Unfortunately, most New Atheist stuff is closer to Coyne’s book in value rather than to these other books. For example, what is probably the best-known New Atheist book, Richard Dawkins’ The God Delusion, is a step or two up from Coyne, but not as good as Dennett, say.
None of the books named so far is really a goodbook, though. Some are just less bad than the others, that’s all. None of them is really much worth reading all things considered, and that is true of almost everything in the New Atheist genre.
I would make one exception, however. Alex Rosenberg’s The Atheist’s Guide to Realitycertainly counts as a New Atheist book, at least if we take the three marks identified above as definitive of the New Atheism. But it is also of real intellectual interest, and worth reading and thinking about. Like the books by Spinoza, Leibniz, Berkeley, and Hume, the philosophical position it defends is nuts. Indeed, it is far more crazy even than anything those writers have to say. That is because it draws out the extreme, eliminative materialist implications of scientism far more consistently than other New Atheists do. And though it is semi-popular in style, its arguments are also more philosophically interesting (however badly wrongheaded) than those of other New Atheist books.
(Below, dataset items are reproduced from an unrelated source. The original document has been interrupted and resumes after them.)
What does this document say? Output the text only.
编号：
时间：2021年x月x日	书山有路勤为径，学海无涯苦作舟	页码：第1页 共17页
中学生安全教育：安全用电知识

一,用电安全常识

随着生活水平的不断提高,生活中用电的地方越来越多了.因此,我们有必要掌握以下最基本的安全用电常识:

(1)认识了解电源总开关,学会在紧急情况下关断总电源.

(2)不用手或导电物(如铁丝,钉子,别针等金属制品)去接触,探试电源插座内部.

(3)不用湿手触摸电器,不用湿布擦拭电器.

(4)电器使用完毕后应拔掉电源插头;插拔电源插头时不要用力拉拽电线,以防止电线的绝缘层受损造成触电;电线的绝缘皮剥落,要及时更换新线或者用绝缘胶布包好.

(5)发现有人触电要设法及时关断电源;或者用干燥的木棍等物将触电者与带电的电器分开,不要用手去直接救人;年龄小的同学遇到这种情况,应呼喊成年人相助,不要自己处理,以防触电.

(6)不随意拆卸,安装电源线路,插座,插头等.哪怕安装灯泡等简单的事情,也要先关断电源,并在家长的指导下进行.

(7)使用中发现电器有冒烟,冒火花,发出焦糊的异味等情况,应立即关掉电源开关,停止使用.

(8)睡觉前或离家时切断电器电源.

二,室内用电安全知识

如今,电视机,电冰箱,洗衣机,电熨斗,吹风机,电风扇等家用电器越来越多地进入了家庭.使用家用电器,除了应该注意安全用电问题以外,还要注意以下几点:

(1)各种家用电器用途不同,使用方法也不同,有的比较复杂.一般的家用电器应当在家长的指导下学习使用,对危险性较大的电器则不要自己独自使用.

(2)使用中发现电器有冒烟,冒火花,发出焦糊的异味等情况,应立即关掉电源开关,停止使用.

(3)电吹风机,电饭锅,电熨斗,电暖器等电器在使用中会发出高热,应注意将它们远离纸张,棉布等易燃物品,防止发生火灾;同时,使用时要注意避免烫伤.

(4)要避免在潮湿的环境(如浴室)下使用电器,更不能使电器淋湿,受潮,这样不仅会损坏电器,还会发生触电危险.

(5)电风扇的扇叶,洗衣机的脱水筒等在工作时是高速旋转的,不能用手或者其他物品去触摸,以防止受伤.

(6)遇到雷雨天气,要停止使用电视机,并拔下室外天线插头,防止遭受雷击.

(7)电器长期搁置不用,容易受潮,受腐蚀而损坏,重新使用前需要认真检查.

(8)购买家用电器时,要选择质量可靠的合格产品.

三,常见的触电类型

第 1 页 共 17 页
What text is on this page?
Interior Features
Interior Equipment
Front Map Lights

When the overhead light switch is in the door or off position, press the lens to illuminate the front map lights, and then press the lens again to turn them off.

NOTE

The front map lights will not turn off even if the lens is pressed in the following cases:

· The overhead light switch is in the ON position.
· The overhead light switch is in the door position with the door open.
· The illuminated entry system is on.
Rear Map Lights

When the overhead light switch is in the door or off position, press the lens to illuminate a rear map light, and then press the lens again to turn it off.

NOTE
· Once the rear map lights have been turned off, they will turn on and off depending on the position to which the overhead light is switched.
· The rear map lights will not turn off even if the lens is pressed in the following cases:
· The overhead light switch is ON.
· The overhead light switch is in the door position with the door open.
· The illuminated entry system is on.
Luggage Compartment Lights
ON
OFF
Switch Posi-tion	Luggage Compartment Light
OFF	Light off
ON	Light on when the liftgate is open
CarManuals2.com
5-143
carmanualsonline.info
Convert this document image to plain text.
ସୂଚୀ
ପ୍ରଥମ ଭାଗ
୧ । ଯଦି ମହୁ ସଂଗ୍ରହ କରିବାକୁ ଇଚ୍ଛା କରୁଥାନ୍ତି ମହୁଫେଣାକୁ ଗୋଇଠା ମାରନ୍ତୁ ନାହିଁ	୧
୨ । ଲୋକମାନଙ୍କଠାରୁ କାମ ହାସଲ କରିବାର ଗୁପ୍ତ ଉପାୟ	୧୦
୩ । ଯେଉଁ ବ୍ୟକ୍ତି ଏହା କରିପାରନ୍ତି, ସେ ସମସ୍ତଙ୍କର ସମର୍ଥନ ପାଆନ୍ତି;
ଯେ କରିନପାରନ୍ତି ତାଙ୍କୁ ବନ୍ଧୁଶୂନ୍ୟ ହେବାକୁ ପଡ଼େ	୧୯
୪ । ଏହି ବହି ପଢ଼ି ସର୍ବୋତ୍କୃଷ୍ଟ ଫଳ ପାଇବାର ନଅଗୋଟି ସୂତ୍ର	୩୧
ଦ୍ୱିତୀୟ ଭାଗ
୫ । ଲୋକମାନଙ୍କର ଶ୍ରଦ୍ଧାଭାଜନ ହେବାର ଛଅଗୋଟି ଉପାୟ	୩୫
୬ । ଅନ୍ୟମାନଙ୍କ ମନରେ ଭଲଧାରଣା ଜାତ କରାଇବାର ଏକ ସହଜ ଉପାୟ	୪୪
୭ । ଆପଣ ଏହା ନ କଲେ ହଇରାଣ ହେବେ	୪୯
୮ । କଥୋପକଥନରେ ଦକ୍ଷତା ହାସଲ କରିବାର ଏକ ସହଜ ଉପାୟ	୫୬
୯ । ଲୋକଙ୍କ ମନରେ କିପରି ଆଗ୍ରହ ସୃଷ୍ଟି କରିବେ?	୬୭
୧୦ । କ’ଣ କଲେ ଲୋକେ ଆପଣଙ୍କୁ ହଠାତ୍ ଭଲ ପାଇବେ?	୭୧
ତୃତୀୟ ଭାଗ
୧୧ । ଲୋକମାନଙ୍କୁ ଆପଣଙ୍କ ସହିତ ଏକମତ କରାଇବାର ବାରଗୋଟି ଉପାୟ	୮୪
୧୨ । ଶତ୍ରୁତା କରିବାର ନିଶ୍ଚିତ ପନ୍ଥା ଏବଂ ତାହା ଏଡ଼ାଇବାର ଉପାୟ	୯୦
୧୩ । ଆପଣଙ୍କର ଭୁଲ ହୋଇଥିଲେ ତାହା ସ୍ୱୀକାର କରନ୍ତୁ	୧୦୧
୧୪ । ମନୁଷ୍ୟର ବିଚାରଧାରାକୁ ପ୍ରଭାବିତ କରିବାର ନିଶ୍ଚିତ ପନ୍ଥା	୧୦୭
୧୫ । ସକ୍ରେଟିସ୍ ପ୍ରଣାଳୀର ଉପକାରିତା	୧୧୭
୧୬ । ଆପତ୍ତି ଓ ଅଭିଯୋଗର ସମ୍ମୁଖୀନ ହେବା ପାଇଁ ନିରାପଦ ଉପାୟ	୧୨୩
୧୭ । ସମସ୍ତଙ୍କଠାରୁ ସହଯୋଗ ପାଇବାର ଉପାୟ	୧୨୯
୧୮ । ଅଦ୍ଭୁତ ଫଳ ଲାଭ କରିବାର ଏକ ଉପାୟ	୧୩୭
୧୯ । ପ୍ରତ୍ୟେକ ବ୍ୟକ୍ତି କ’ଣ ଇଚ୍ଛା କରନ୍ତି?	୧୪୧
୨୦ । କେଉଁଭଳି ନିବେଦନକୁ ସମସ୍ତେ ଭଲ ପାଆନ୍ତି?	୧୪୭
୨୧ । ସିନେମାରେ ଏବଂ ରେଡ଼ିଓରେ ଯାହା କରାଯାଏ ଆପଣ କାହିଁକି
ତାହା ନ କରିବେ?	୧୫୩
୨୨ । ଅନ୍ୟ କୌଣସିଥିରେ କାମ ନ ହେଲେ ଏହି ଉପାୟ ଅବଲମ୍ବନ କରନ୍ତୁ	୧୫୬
That is not to say it ranks with the classics by Leibniz, Hume, et al. mentioned above. Few books reach that status. Nor is it to say that its arguments are very challenging. They aren’t. I did, after all, devote a long series of blog posts several years ago to cataloguing its failings. However, it was worth examining in such depth because it very clearly and systematically articulates certain common errors, and shows how they, and even more radical consequences, follow from yet other and more fundamental common errors. And it does so with much more sophistication than most other books informed by scientism. It is in many ways a work that is representative of the intellectual pathologies of our age, and its study helps one to understand our age. It is probably the only New Atheist book that might still be read years from now, and it is certainly the only one that will deserve to be read.
So, in my opinion, Rosenberg’s book stands out as clearly the best book in the New Atheist genre.